Emancipação e frustração
O vilão, aqui, é um executivo. É o homem que manipula as cordas. Um tipo que “aprisiona” mulheres em prol de uma missão. Ele é um predador. O paralelo com a realidade da indústria do cinema fica evidente quando notamos o modus operandi de Dreykov (Ray Winstone) e a sua busca insaciável por jovens. Natasha (Scarlett Johansson) foi “apenas” mais uma destas vítimas. Treinada para matar em nome da URSS, ela conseguiu se libertar das garras de um regime opressor e se tornou uma Vingadora. Todo mundo conhece essa história. A verdade, porém, é mais ambígua. O roteiro assinado por Jac Schaeffer e Eric Pearson é sagaz ao sugerir um contraponto. O fato da trama se passar logo após a rixa causada em Capitão América: Guerra Civil (2016) tem muito a dizer sobre a realidade da protagonista. Ela se libertou mesmo?
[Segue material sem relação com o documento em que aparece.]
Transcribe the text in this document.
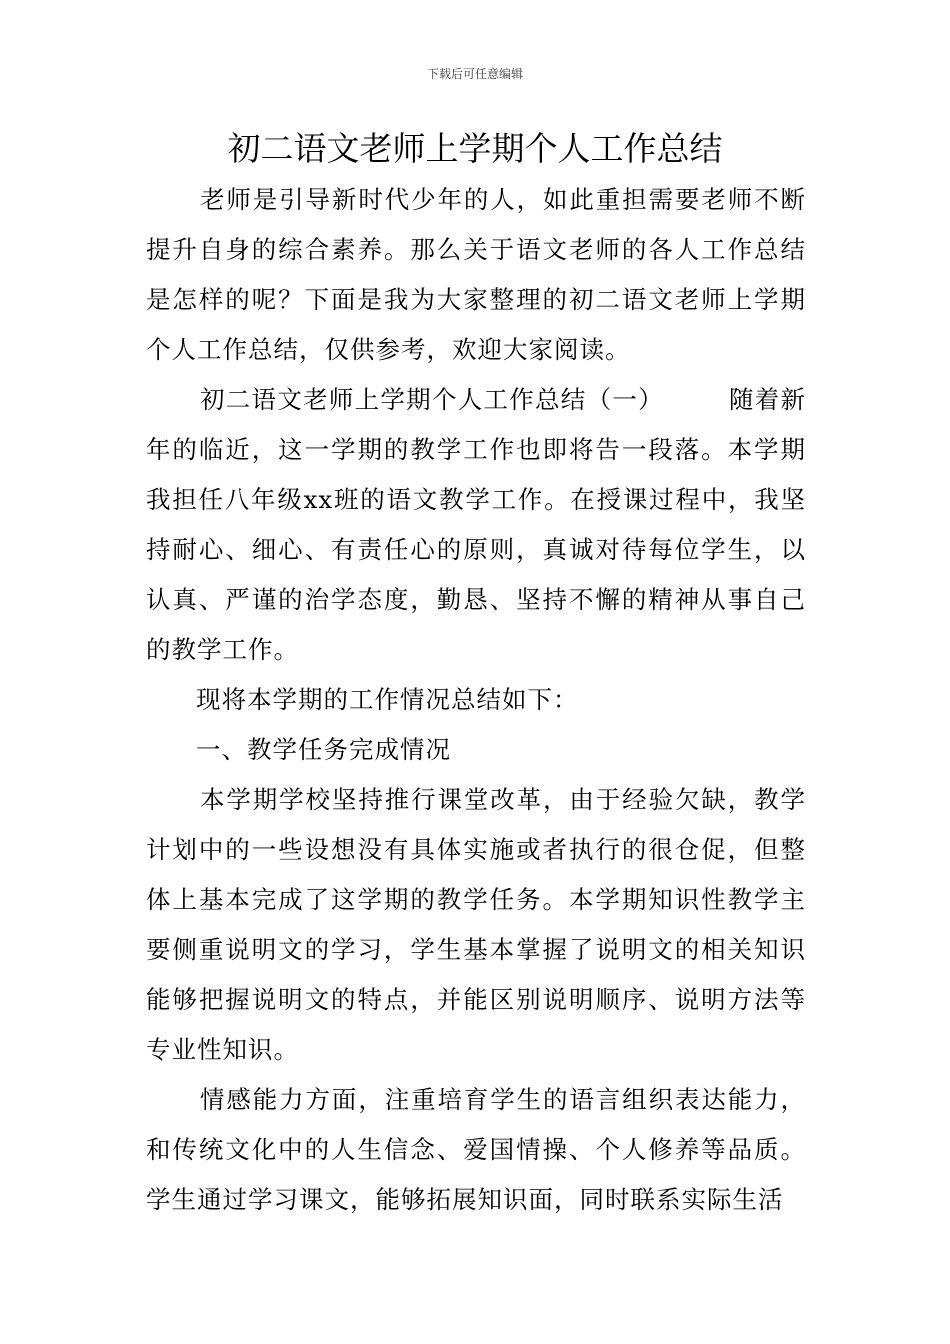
下载后可任意编辑
初二语文老师上学期个人工作总结

老师是引导新时代少年的人，如此重担需要老师不断提升自身的综合素养。那么关于语文老师的各人工作总结是怎样的呢？下面是我为大家整理的初二语文老师上学期个人工作总结，仅供参考，欢迎大家阅读。

初二语文老师上学期个人工作总结（一）　　　随着新年的临近，这一学期的教学工作也即将告一段落。本学期我担任八年级xx班的语文教学工作。在授课过程中，我坚持耐心、细心、有责任心的原则，真诚对待每位学生，以认真、严谨的治学态度，勤恳、坚持不懈的精神从事自己的教学工作。

现将本学期的工作情况总结如下：

一、教学任务完成情况

本学期学校坚持推行课堂改革，由于经验欠缺，教学计划中的一些设想没有具体实施或者执行的很仓促，但整体上基本完成了这学期的教学任务。本学期知识性教学主要侧重说明文的学习，学生基本掌握了说明文的相关知识能够把握说明文的特点，并能区别说明顺序、说明方法等专业性知识。

情感能力方面，注重培育学生的语言组织表达能力，和传统文化中的人生信念、爱国情操、个人修养等品质。学生通过学习课文，能够拓展知识面，同时联系实际生活
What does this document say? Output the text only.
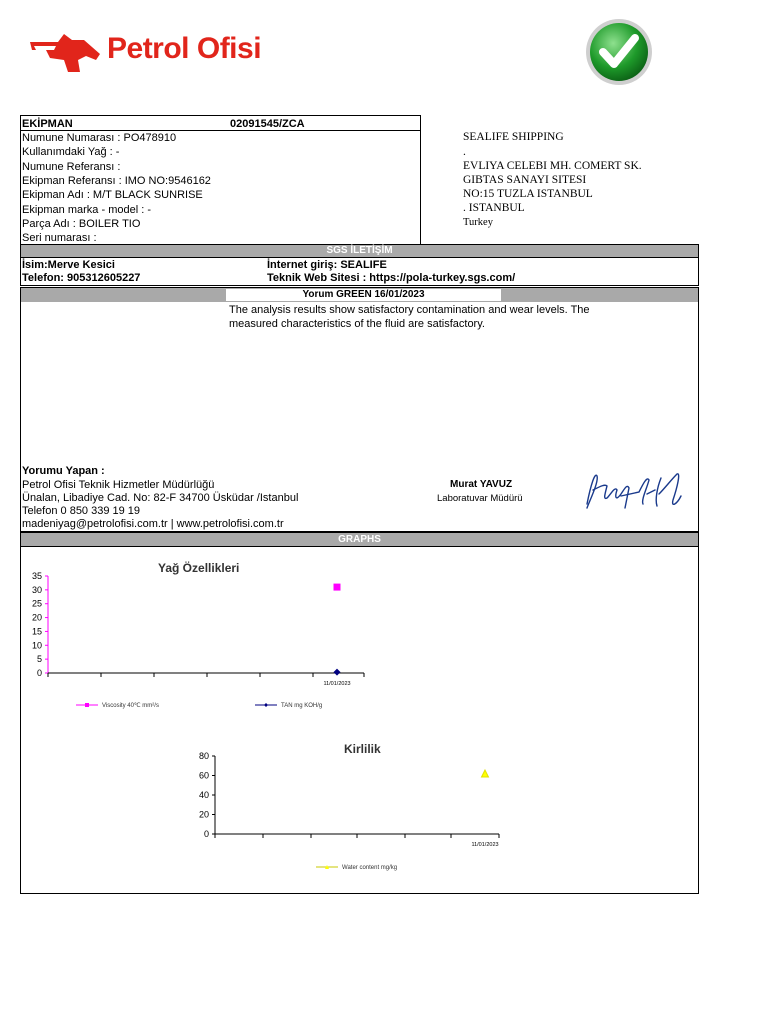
Petrol Ofisi
EKİPMAN	02091545/ZCA
Numune Numarası : PO478910
Kullanımdaki Yağ : -
Numune Referansı :
Ekipman Referansı : IMO NO:9546162
Ekipman Adı : M/T BLACK SUNRISE
Ekipman marka - model : -
Parça Adı : BOILER TIO
Seri numarası :
SEALIFE SHIPPING
.
EVLIYA CELEBI MH. COMERT SK.
GIBTAS SANAYI SITESI
NO:15 TUZLA ISTANBUL
. ISTANBUL
Turkey
SGS İLETİŞİM
İsim:Merve Kesici
Telefon: 905312605227
İnternet giriş: SEALIFE
Teknik Web Sitesi : https://pola-turkey.sgs.com/
Yorum GREEN 16/01/2023
The analysis results show satisfactory contamination and wear levels. The
measured characteristics of the fluid are satisfactory.
Yorumu Yapan :
Petrol Ofisi Teknik Hizmetler Müdürlüğü
Ünalan, Libadiye Cad. No: 82-F 34700 Üsküdar /Istanbul
Telefon 0 850 339 19 19
madeniyag@petrolofisi.com.tr | www.petrolofisi.com.tr
Murat YAVUZ
Laboratuvar Müdürü
GRAPHS
Yağ Özellikleri
0
5
10
15
20
25
30
35
11/01/2023
Viscosity 40℃ mm²/s	TAN mg KOH/g
Kirlilik
0
20
40
60
80
11/01/2023
Water content mg/kg
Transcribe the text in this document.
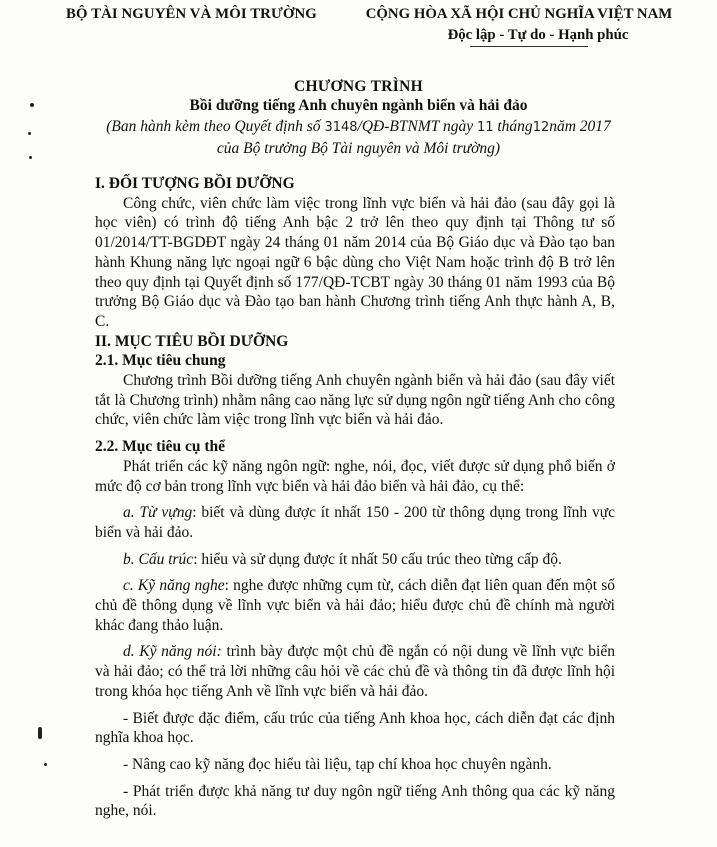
BỘ TÀI NGUYÊN VÀ MÔI TRƯỜNG	CỘNG HÒA XÃ HỘI CHỦ NGHĨA VIỆT NAM
Độc lập - Tự do - Hạnh phúc
CHƯƠNG TRÌNH
Bồi dưỡng tiếng Anh chuyên ngành biển và hải đảo
(Ban hành kèm theo Quyết định số 3148/QĐ-BTNMT ngày 11 tháng12năm 2017
của Bộ trưởng Bộ Tài nguyên và Môi trường)

I. ĐỐI TƯỢNG BỒI DƯỠNG

Công chức, viên chức làm việc trong lĩnh vực biển và hải đảo (sau đây gọi là học viên) có trình độ tiếng Anh bậc 2 trở lên theo quy định tại Thông tư số 01/2014/TT-BGDĐT ngày 24 tháng 01 năm 2014 của Bộ Giáo dục và Đào tạo ban hành Khung năng lực ngoại ngữ 6 bậc dùng cho Việt Nam hoặc trình độ B trở lên theo quy định tại Quyết định số 177/QĐ-TCBT ngày 30 tháng 01 năm 1993 của Bộ trưởng Bộ Giáo dục và Đào tạo ban hành Chương trình tiếng Anh thực hành A, B, C.

II. MỤC TIÊU BỒI DƯỠNG

2.1. Mục tiêu chung

Chương trình Bồi dưỡng tiếng Anh chuyên ngành biển và hải đảo (sau đây viết tắt là Chương trình) nhằm nâng cao năng lực sử dụng ngôn ngữ tiếng Anh cho công chức, viên chức làm việc trong lĩnh vực biển và hải đảo.

2.2. Mục tiêu cụ thể

Phát triển các kỹ năng ngôn ngữ: nghe, nói, đọc, viết được sử dụng phổ biến ở mức độ cơ bản trong lĩnh vực biển và hải đảo biển và hải đảo, cụ thể:

a. Từ vựng: biết và dùng được ít nhất 150 - 200 từ thông dụng trong lĩnh vực biển và hải đảo.

b. Cấu trúc: hiểu và sử dụng được ít nhất 50 cấu trúc theo từng cấp độ.

c. Kỹ năng nghe: nghe được những cụm từ, cách diễn đạt liên quan đến một số chủ đề thông dụng về lĩnh vực biển và hải đảo; hiểu được chủ đề chính mà người khác đang thảo luận.

d. Kỹ năng nói: trình bày được một chủ đề ngắn có nội dung về lĩnh vực biển và hải đảo; có thể trả lời những câu hỏi về các chủ đề và thông tin đã được lĩnh hội trong khóa học tiếng Anh về lĩnh vực biển và hải đảo.

- Biết được đặc điểm, cấu trúc của tiếng Anh khoa học, cách diễn đạt các định nghĩa khoa học.

- Nâng cao kỹ năng đọc hiểu tài liệu, tạp chí khoa học chuyên ngành.

- Phát triển được khả năng tư duy ngôn ngữ tiếng Anh thông qua các kỹ năng nghe, nói.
Ou se tornou refém de um novo regime opressor? Disposta a fugir do radar do General Ross (William Hurt), Natasha volta para “casa” na tentativa de ter um pouco de paz. Isso até descobrir que a sua “irmã” Yelena (Florence Pugh) era mais uma vítima da Sala Vermelha e do odioso homem que a transformou numa impiedosa máquina de matar.
O rompante de coragem em Viúva Negra está na maneira com que Cate Shortland usa este plot envolvendo a exploração do feminino para repercutir a fragilidade de Natasha dentro do universo que ela habitava. De longe o elemento mais sólido do roteiro, a arredia relação entre irmãs aquece esta discussão. Yelena ora e vez coloca o dedo em feridas que testam a diegese da trama. Seria Natasha, aos olhos do MCU, uma destas agentes “manipuladas” a serviço de algo maior? Nós percebemos a consciência crítica do texto quando a empoderada personagem vivida pela magnética Florence Pugh zomba das “poses” da sua irmã em combate . O filme trabalha com a certeza de que Natasha era negligenciada por seus amigos e também por seus “criadores”. A diretora sugere uma ruptura neste senso de plasticidade masculinizado. Yelena é o futuro. Ela não tolera ser usada. Natasha, por outro lado, é o passado. A passagem de bastão, aqui, deixa o sabor amargo da oportunidade perdida. Este filme deveria ter sido em lançado em outro contexto...
No momento em que coloca a jornada de libertação das demais agentes em segundo plano, Viúva Negra se torna um filme
frustrantemente comum.
Um fato que Cate Shortland, convenientemente, se recusa a abordar. O que, de certa forma, ajuda a explicar a falta de peso do filme enquanto um thriller de espionagem e o frouxo senso de ironia da obra enquanto comédia sobre uma disfuncional prole de espiões. O Guardião Vermelho, em especial, é uma piada que não emplaca. E a culpa não é do carismático David Harbour. O roteiro nunca se compromete com a decadência do Capitão América da URSS. A composição do idealista personagem é melhor que o seu desenvolvimento. Um problema que, aliás, respinga também na ação. Viúva Negra carece de momentos de genuína empolgação. Shortland é competente ao conduzir as lutas num ambiente micro. A fotografia em gélidos tons de branco e vermelho de Gabriel Berinstain (Blade 2) emoldura o funcional jogo de câmera com vigor. As sequências vertiginosas são dignas de nota. Radiante como de costume, Scarlett Johansson sustenta o protagonismo neste filme solo com uma naturalidade revigorante. A química entre ela e Florence Pugh é incendiária.
Quando resolve expandir a ação, contudo, a cineasta peca pela artificialidade. O senso de geografia é um problema. Os personagens somem e ressurgem ao bel prazer do roteiro. A realizadora parece podada em vários momentos. Nada é muito definitivo. Nada é muito profundo. Nada é muito memorável. Tudo, no fim, segue sendo parte de uma engrenagem maior. Viúva Negra, entretanto, defende uma transformação. O longa impacta enquanto instrumento de emancipação feminina dentro do MCU. A mudança está acontecendo. Dentro da ficção e fora dela. Uma pena que a “libertação” tenha chegado tardiamente para Natasha Romanoff.